Avaliação do defeito
O exame físico identifica o abaulamento e sua relação com esforço. Ultrassom ou tomografia podem ser solicitados em casos selecionados.
Tamanho, conteúdo, sintomas, crescimento e qualidade da parede abdominal orientam a indicação.
Relação com a diástase
A diástase enfraquece a linha média e pode coexistir com a hérnia umbilical. Quando ambas estão presentes, tratar somente o pequeno orifício pode não abordar toda a alteração anatômica.

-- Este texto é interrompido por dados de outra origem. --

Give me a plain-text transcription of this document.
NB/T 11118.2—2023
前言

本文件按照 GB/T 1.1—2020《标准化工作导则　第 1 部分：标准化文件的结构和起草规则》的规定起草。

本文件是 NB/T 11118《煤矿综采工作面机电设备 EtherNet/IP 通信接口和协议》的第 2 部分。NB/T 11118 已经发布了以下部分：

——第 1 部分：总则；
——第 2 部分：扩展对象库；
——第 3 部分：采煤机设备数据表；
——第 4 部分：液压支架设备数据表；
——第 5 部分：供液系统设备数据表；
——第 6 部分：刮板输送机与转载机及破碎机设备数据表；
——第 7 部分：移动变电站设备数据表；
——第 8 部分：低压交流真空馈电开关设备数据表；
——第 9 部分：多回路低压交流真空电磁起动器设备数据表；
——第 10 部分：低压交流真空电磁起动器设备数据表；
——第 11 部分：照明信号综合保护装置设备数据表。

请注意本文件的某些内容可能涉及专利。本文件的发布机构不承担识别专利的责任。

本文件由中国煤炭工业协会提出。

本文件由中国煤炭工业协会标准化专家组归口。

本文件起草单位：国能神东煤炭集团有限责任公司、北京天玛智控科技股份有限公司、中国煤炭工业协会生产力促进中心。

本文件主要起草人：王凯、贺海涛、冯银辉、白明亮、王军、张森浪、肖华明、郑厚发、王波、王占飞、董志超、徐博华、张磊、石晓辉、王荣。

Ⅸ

O planejamento integrado avalia se a reconstrução da linha média deve acompanhar a correção da hérnia.
Técnica de correção
Sutura, uso de tela e via de acesso dependem do tamanho, recorrência, tecidos e fatores clínicos.
A cirurgia robótica é uma alternativa em casos selecionados, especialmente quando existe reconstrução mais ampla da parede abdominal.
Base científica
Referências selecionadas
- European Hernia Society guidelines on management of rectus diastasis
- Guidelines for treatment of umbilical and epigastric hernias
- Update of the international HerniaSurge guidelines for groin hernia management
As referências são selecionadas conforme a pertinência ao tema. O conteúdo é educativo e não substitui consulta médica.
Dúvidas frequentes
Perguntas sobre hérnia umbilical
Toda hérnia umbilical precisa operar?
A indicação considera sintomas, tamanho, evolução e riscos individuais. Algumas podem ser acompanhadas.
Uma hérnia pequena pode complicar?
Pode ocorrer encarceramento, embora o risco varie. Dor intensa persistente, náusea ou abaulamento que não reduz exigem avaliação urgente.
A tela é sempre necessária?
Não. A decisão depende do defeito, dos tecidos, da diástase associada e do risco de recorrência.